Divisions

Publié le 01.10.2014

Un récit de vacances

Cher journal,

On peut visiter une ville de nombreuses manières. La plus fréquente reste de sélectionner une série de lieux célèbres et de tracer, en fonction de ses capacités d’optimisation cartographique et géométrique ou de ses préférences en matière de moyens de locomotions, un chemin entre ces différents points. Ainsi, pour la capitale où je me trouvais, le trajet idéal de ce type se devine aisément : le vieux palais du XIVe siècle, le lieu de culte attenant, la fontaine de la place voisine ; puis, l’habituelle promenade dans la vieille ville, jusqu’au musée des Beaux-Arts. Ici, il faut marquer une bifurcation, selon les goûts du visiteur, entre le musée d’art moderne, le parc du jubilée ou les berges. Après quoi, on entre dans le cercle des curiosités, parmi lesquelles il faut généralement choisir : la statue amputée par la guerre, la galerie ayant appartenu au chef de file de tel mouvement iconoclaste et devenue désormais un temple à l’insolence passée, le philharmonique des catacombes, la boutique de guillotine – le quartier chaud.

Les adversaires de cette méthode affirment qu’elle mène à une connaissance superficielle, essentiellement touristique, et recherchent une espèce d’authenticité quotidienne de la ville qu’ils visitent.
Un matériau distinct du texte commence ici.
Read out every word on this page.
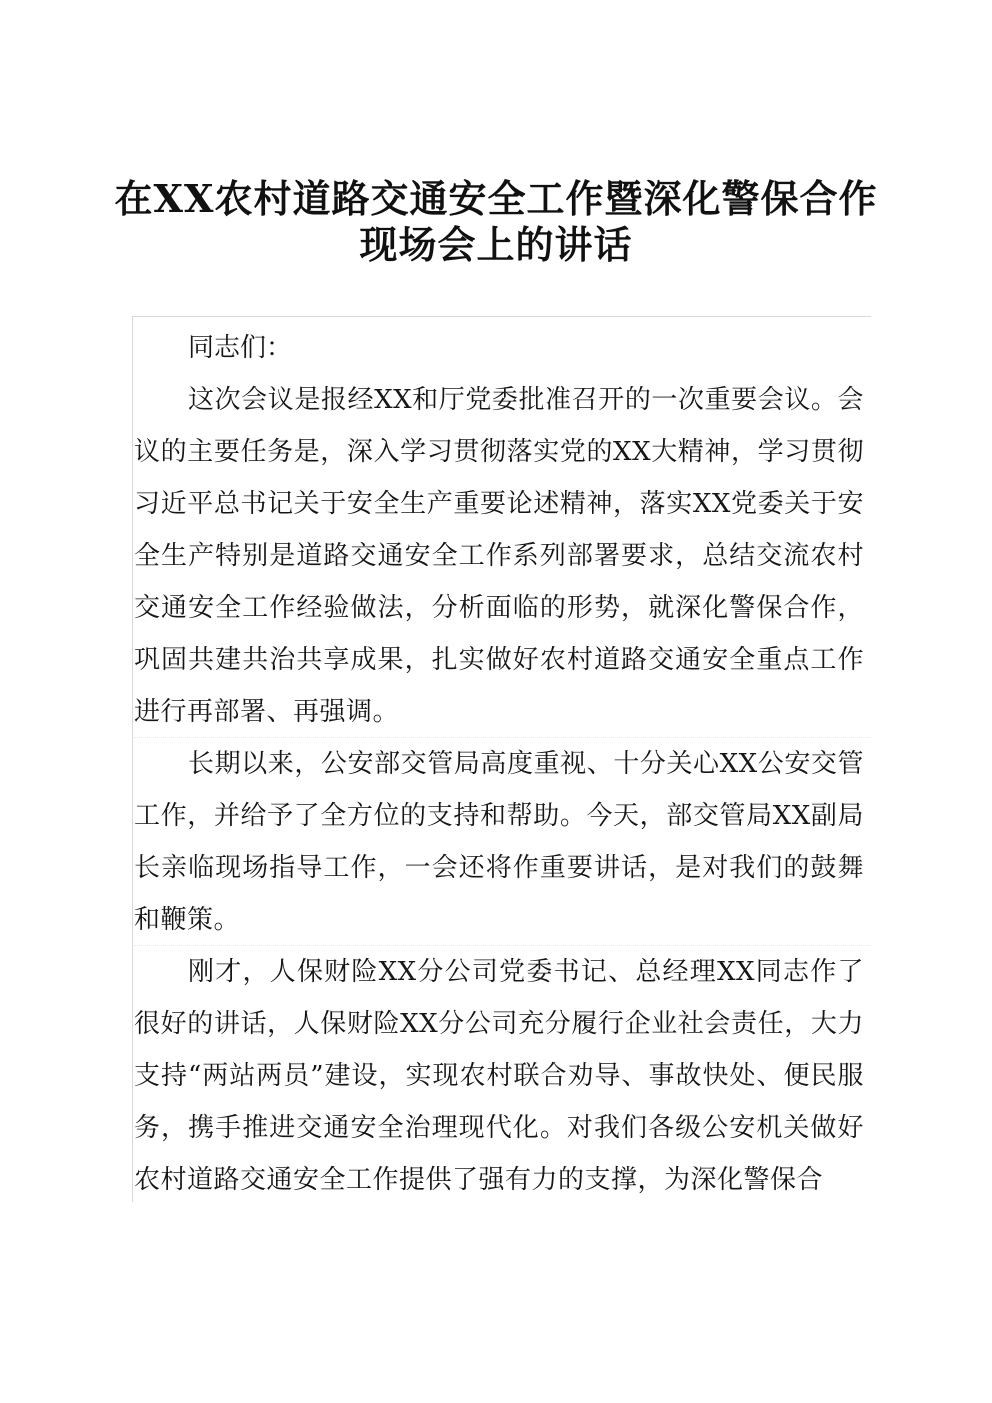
在XX农村道路交通安全工作暨深化警保合作
现场会上的讲话

同志们：

这次会议是报经XX和厅党委批准召开的一次重要会议。会议的主要任务是，深入学习贯彻落实党的XX大精神，学习贯彻习近平总书记关于安全生产重要论述精神，落实XX党委关于安全生产特别是道路交通安全工作系列部署要求，总结交流农村交通安全工作经验做法，分析面临的形势，就深化警保合作，巩固共建共治共享成果，扎实做好农村道路交通安全重点工作进行再部署、再强调。

长期以来，公安部交管局高度重视、十分关心XX公安交管工作，并给予了全方位的支持和帮助。今天，部交管局XX副局长亲临现场指导工作，一会还将作重要讲话，是对我们的鼓舞和鞭策。

刚才，人保财险XX分公司党委书记、总经理XX同志作了很好的讲话，人保财险XX分公司充分履行企业社会责任，大力支持“两站两员”建设，实现农村联合劝导、事故快处、便民服务，携手推进交通安全治理现代化。对我们各级公安机关做好农村道路交通安全工作提供了强有力的支撑，为深化警保合
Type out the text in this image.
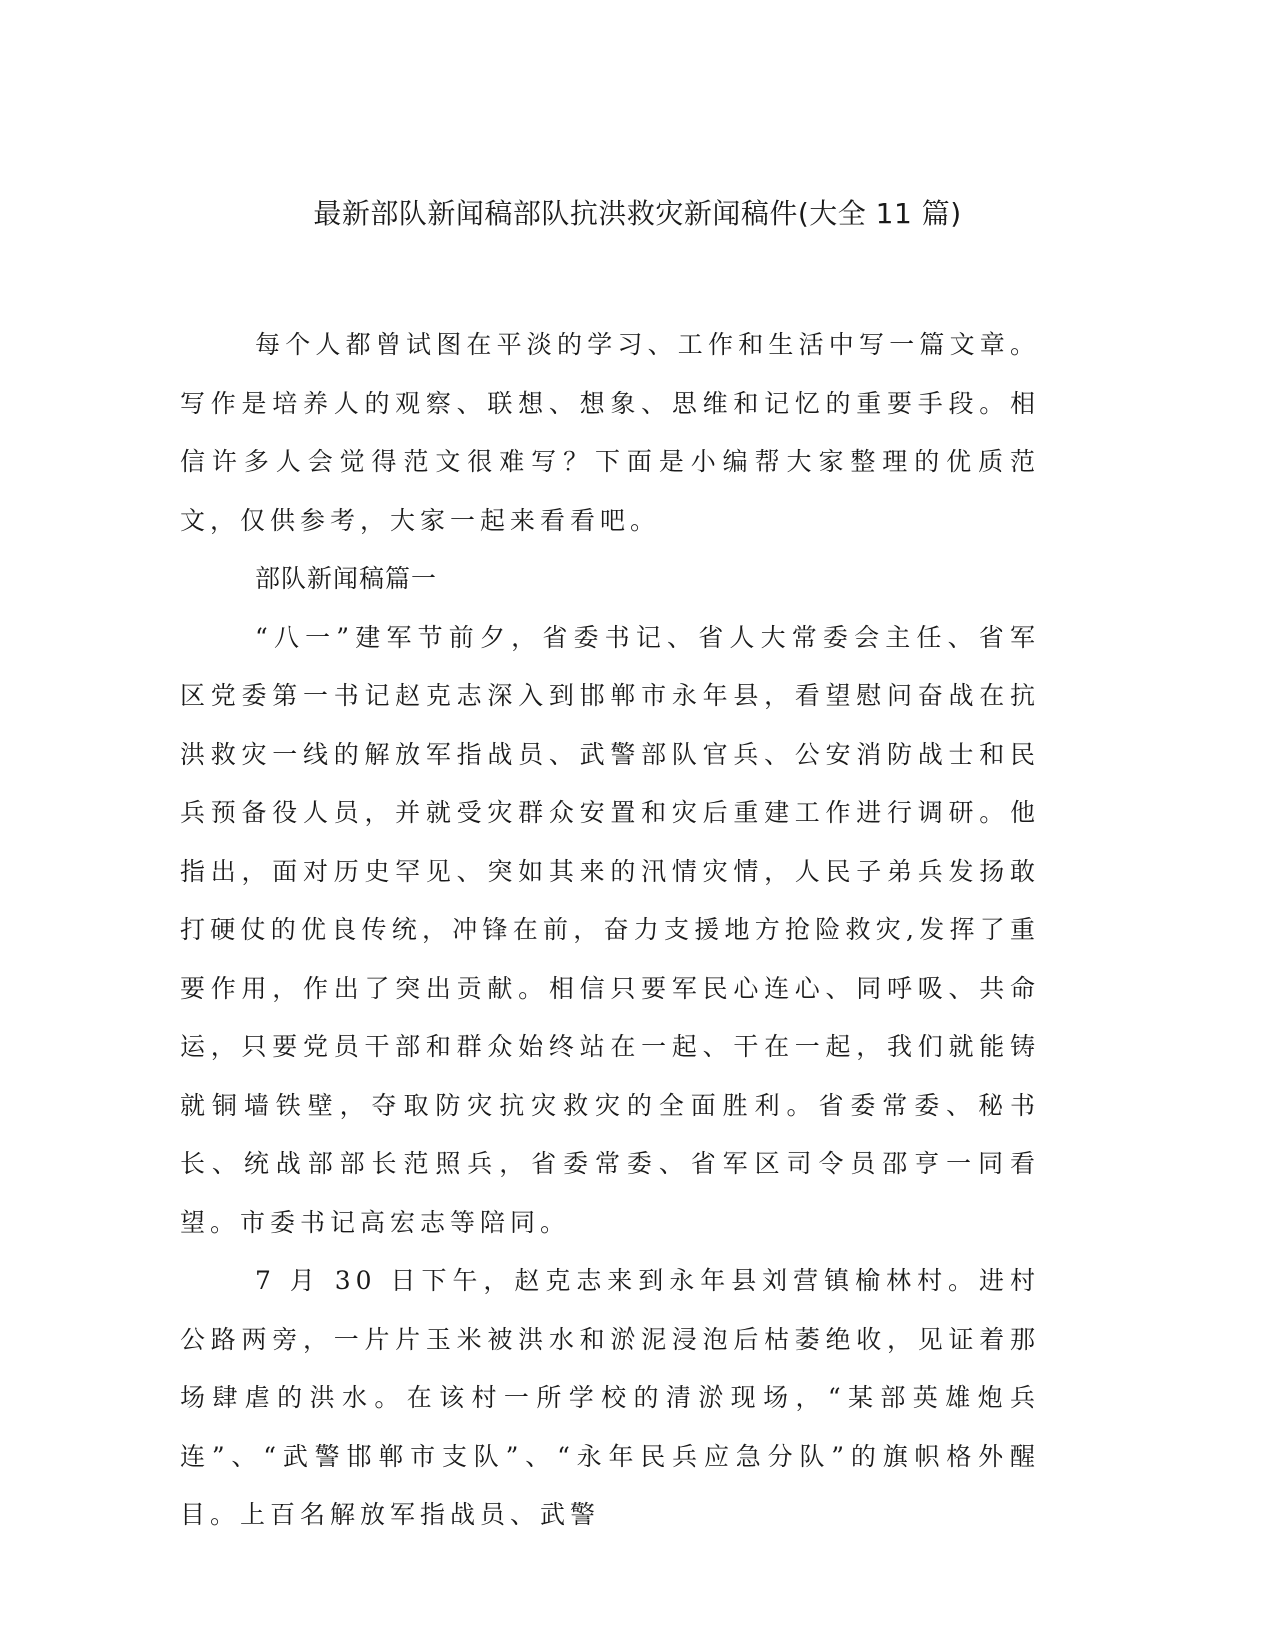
最新部队新闻稿部队抗洪救灾新闻稿件(大全 11 篇)

每个人都曾试图在平淡的学习、工作和生活中写一篇文章。写作是培养人的观察、联想、想象、思维和记忆的重要手段。相信许多人会觉得范文很难写？下面是小编帮大家整理的优质范文，仅供参考，大家一起来看看吧。

部队新闻稿篇一

“八一”建军节前夕，省委书记、省人大常委会主任、省军区党委第一书记赵克志深入到邯郸市永年县，看望慰问奋战在抗洪救灾一线的解放军指战员、武警部队官兵、公安消防战士和民兵预备役人员，并就受灾群众安置和灾后重建工作进行调研。他指出，面对历史罕见、突如其来的汛情灾情，人民子弟兵发扬敢打硬仗的优良传统，冲锋在前，奋力支援地方抢险救灾,发挥了重要作用，作出了突出贡献。相信只要军民心连心、同呼吸、共命运，只要党员干部和群众始终站在一起、干在一起，我们就能铸就铜墙铁壁，夺取防灾抗灾救灾的全面胜利。省委常委、秘书长、统战部部长范照兵，省委常委、省军区司令员邵亨一同看望。市委书记高宏志等陪同。

7 月 30 日下午，赵克志来到永年县刘营镇榆林村。进村公路两旁，一片片玉米被洪水和淤泥浸泡后枯萎绝收，见证着那场肆虐的洪水。在该村一所学校的清淤现场，“某部英雄炮兵连”、“武警邯郸市支队”、“永年民兵应急分队”的旗帜格外醒目。上百名解放军指战员、武警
Selon leur définition de la quotidienneté, cela peut donner des expériences radicalement différentes d’un visiteur à l’autre. Le fait est qu’habiter réellement une ville signifie souvent n’en avoir jamais visité certains des monuments les plus habituels – et, si le snobisme vient s’en mêler, en tirer une fierté dont la légitimité est quelque peu discutable. Mais que devient, dans cette démarche, l’authenticité de l’expérience touristique ?
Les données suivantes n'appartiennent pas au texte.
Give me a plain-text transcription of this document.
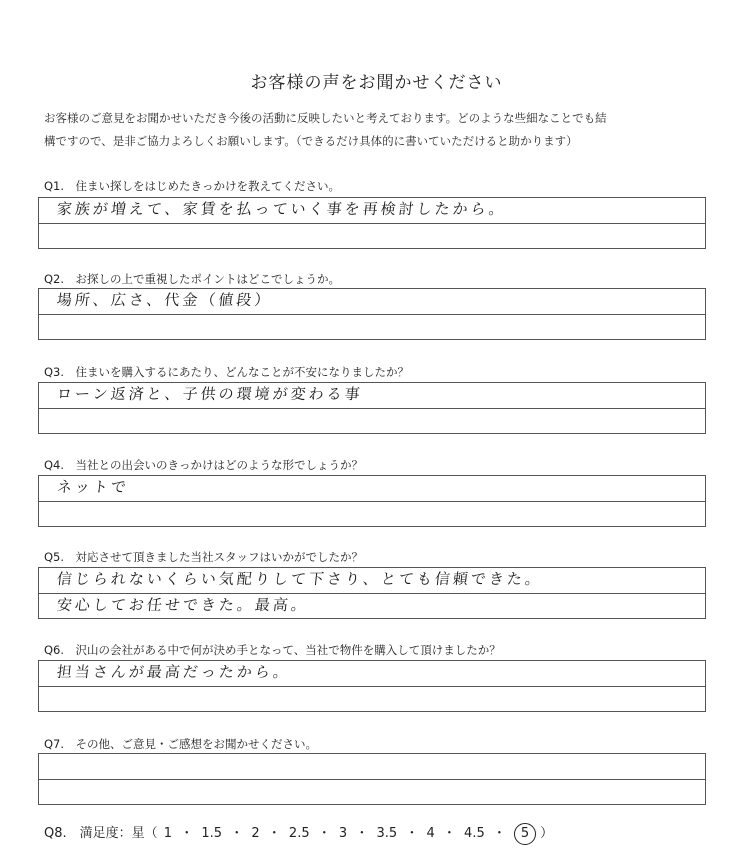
お客様の声をお聞かせください
お客様のご意見をお聞かせいただき今後の活動に反映したいと考えております。どのような些細なことでも結
構ですので、是非ご協力よろしくお願いします。（できるだけ具体的に書いていただけると助かります）
Q1.　住まい探しをはじめたきっかけを教えてください。
家族が増えて、家賃を払っていく事を再検討したから。
Q2.　お探しの上で重視したポイントはどこでしょうか。
場所、広さ、代金（値段）
Q3.　住まいを購入するにあたり、どんなことが不安になりましたか？
ローン返済と、子供の環境が変わる事
Q4.　当社との出会いのきっかけはどのような形でしょうか？
ネットで
Q5.　対応させて頂きました当社スタッフはいかがでしたか？
信じられないくらい気配りして下さり、とても信頼できた。
安心してお任せできた。最高。
Q6.　沢山の会社がある中で何が決め手となって、当社で物件を購入して頂けましたか？
担当さんが最高だったから。
Q7.　その他、ご意見・ご感想をお聞かせください。
Q8.　満足度：星（ 1 ・ 1.5 ・ 2 ・ 2.5 ・ 3 ・ 3.5 ・ 4 ・ 4.5 ・ 5 ）
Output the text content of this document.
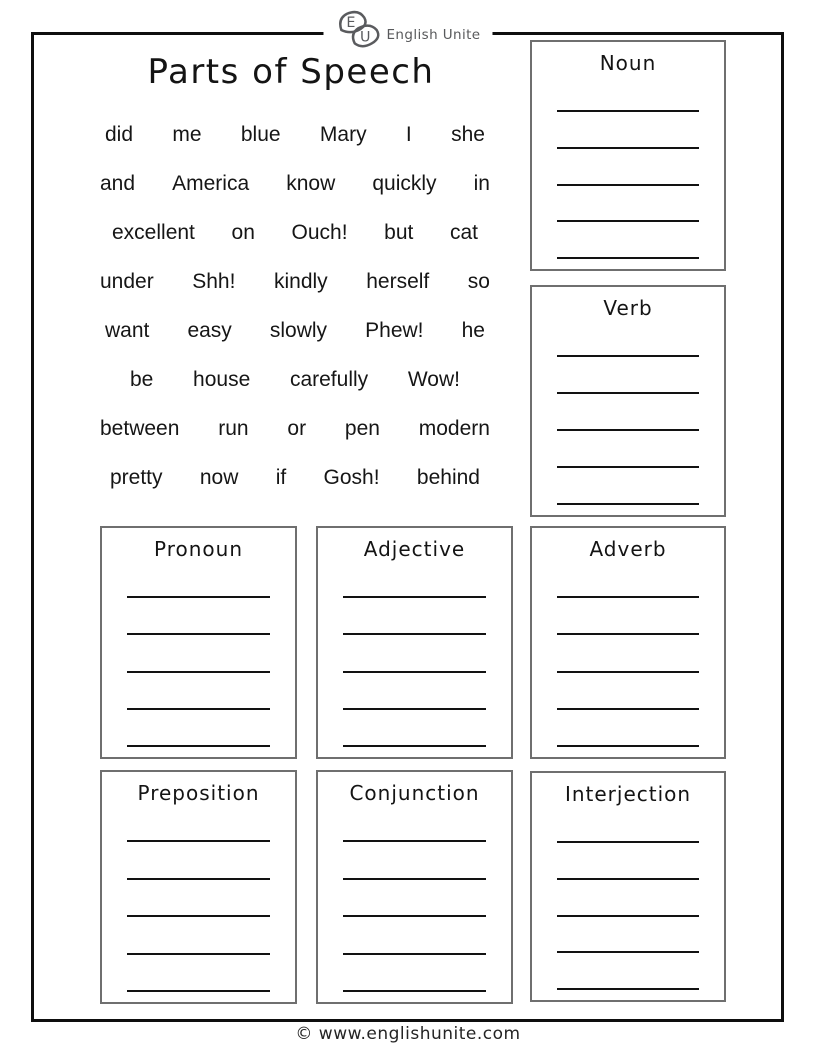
E
U English Unite
Parts of Speech
did me blue Mary I she
and America know quickly in
excellent on Ouch! but cat
under Shh! kindly herself so
want easy slowly Phew! he
be house carefully Wow!
between run or pen modern
pretty now if Gosh! behind
Noun
Verb
Pronoun	Adjective	Adverb
Preposition	Conjunction	Interjection
© www.englishunite.com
Mon propre système est de me fier uniquement au hasard, qui, dans toute ville suffisamment intéressante, sera un guide fécond. Je visitais donc la capitale sans route prédéterminée, avec pour seul principe de navigation des tentatives plus ou moins heureuses d’éviter de tourner en rond. J’arrivais finalement au sommet de l’une des deux collines sur laquelle la ville s’est établie. Je m’assis sur un banc, me demandant comment j’allais retrouver un chemin vers la maison de mon hôte sans revenir sur mes pas. Derrière moi, quatre personnes avaient une de ces conversations particulièrement pénible à entendre car tous ceux qui y prennent part se trouvent si entièrement du même avis qu’ils entament une espèce de surenchère dans leurs opinions respectives, cherchant à trouver le point de rupture - ou, peut-être, à échapper à leur propre banalité.
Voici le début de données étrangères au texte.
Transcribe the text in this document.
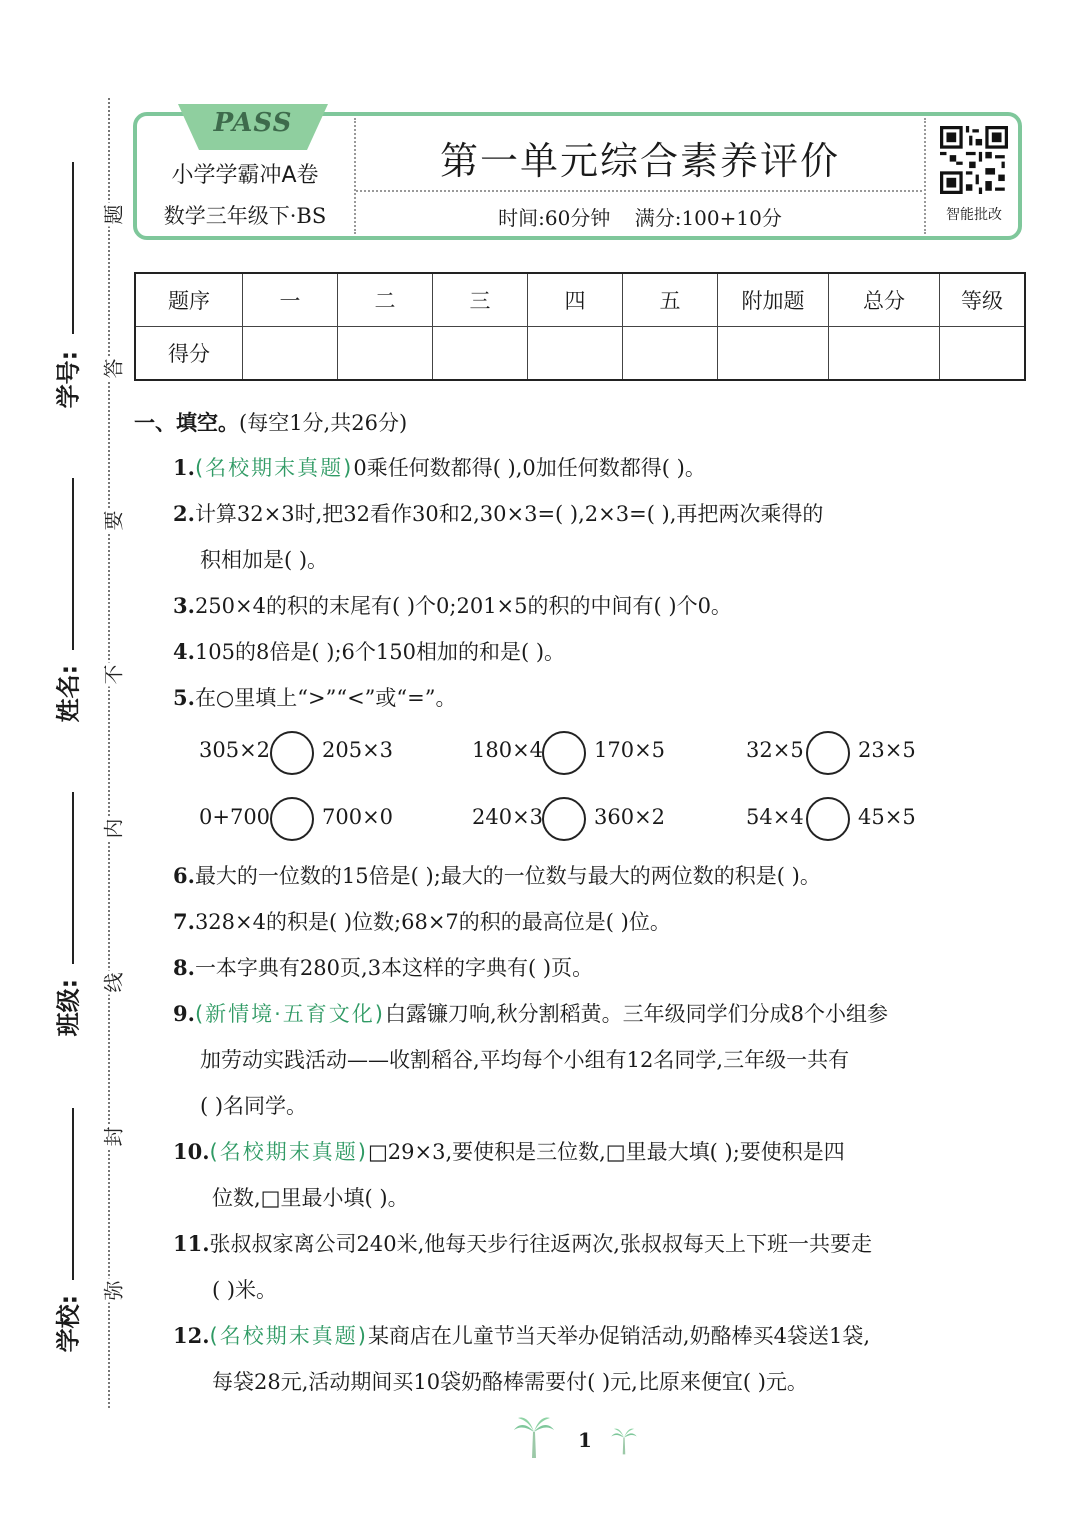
题
答
要
不
内
线
封
弥
学号:
姓名:
班级:
学校:
PASS
小学学霸冲A卷
数学三年级下·BS
第一单元综合素养评价
时间:60分钟 满分:100+10分	智能批改
题序	一	二	三	四	五	附加题	总分	等级
得分								
一、填空。(每空1分,共26分)
1.(名校期末真题)0乘任何数都得( ),0加任何数都得( )。
2.计算32×3时,把32看作30和2,30×3=( ),2×3=( ),再把两次乘得的
积相加是( )。
3.250×4的积的末尾有( )个0;201×5的积的中间有( )个0。
4.105的8倍是( );6个150相加的和是( )。
5.在○里填上“>”“<”或“=”。
305×2 205×3	180×4 170×5	32×5	23×5
0+700 700×0	240×3 360×2	54×4	45×5
6.最大的一位数的15倍是( );最大的一位数与最大的两位数的积是( )。
7.328×4的积是( )位数;68×7的积的最高位是( )位。
8.一本字典有280页,3本这样的字典有( )页。
9.(新情境·五育文化)白露镰刀响,秋分割稻黄。三年级同学们分成8个小组参
加劳动实践活动——收割稻谷,平均每个小组有12名同学,三年级一共有
( )名同学。
10.(名校期末真题)□29×3,要使积是三位数,□里最大填( );要使积是四
位数,□里最小填( )。
11.张叔叔家离公司240米,他每天步行往返两次,张叔叔每天上下班一共要走
( )米。
12.(名校期末真题)某商店在儿童节当天举办促销活动,奶酪棒买4袋送1袋,
每袋28元,活动期间买10袋奶酪棒需要付( )元,比原来便宜( )元。
1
Alors qu’ils commençaient à s’échauffer mutuellement comme ils s’apercevaient qu’ils étaient tous d’accord pour détester l’égoïsme de leurs contemporains, l’un d’entre eux fit soudainement dévier le cours de leur échange en mentionnant « ces assassins qui visent le Président ». Ce propos leur permit enfin de trouver le point sur lequel ils pouvaient se disputer franchement. A peine la phrase prononcée, deux des quatre prirent un air scandalisé, parlèrent de propagande, de poudre aux yeux, de mesures liberticides et de corruption de la classe politique. Les deux autres, visiblement soulagés, purent répondre en mentionnant la nécessité de l’union, la folie qu’il y a à nier un danger évident, la précarité de l’équilibre du monde.

Soudain, la conversation ne portât plus que sur les menaces invisibles. A présent, le groupe se trouvait entièrement divisé. Plus personne n’était d’accord sur le véritable ennemi. L’un assurait qu’une ploutocratie secrète cherchait à s’assurer le contrôle d’un gouvernement mondial ; l’autre que des armées terroristes agissaient dans l’ombre ; un troisième assurait plutôt qu’une secte religieuse d’envergure était la véritable menace ; le dernier se perdait dans des considérations ésotériques qui n’excluaient pas une forme d’occupation paranormale. Ils finirent par échanger des insultes et se séparer. Je partis, et, parce que le complot du hasard devait m’être quant à lui favorable, je retrouvais heureusement la maison du docteur A.. Bien qu’il fît de son mieux pour se montrer le meilleur des hôtes, je ne pus me défaire de l’impression qu’il me cachait quelque chose. Alors que je regagnais ma chambre, incapable à nouveau de trouver le sommeil, je finis par prendre mon bagage et m’enfuir.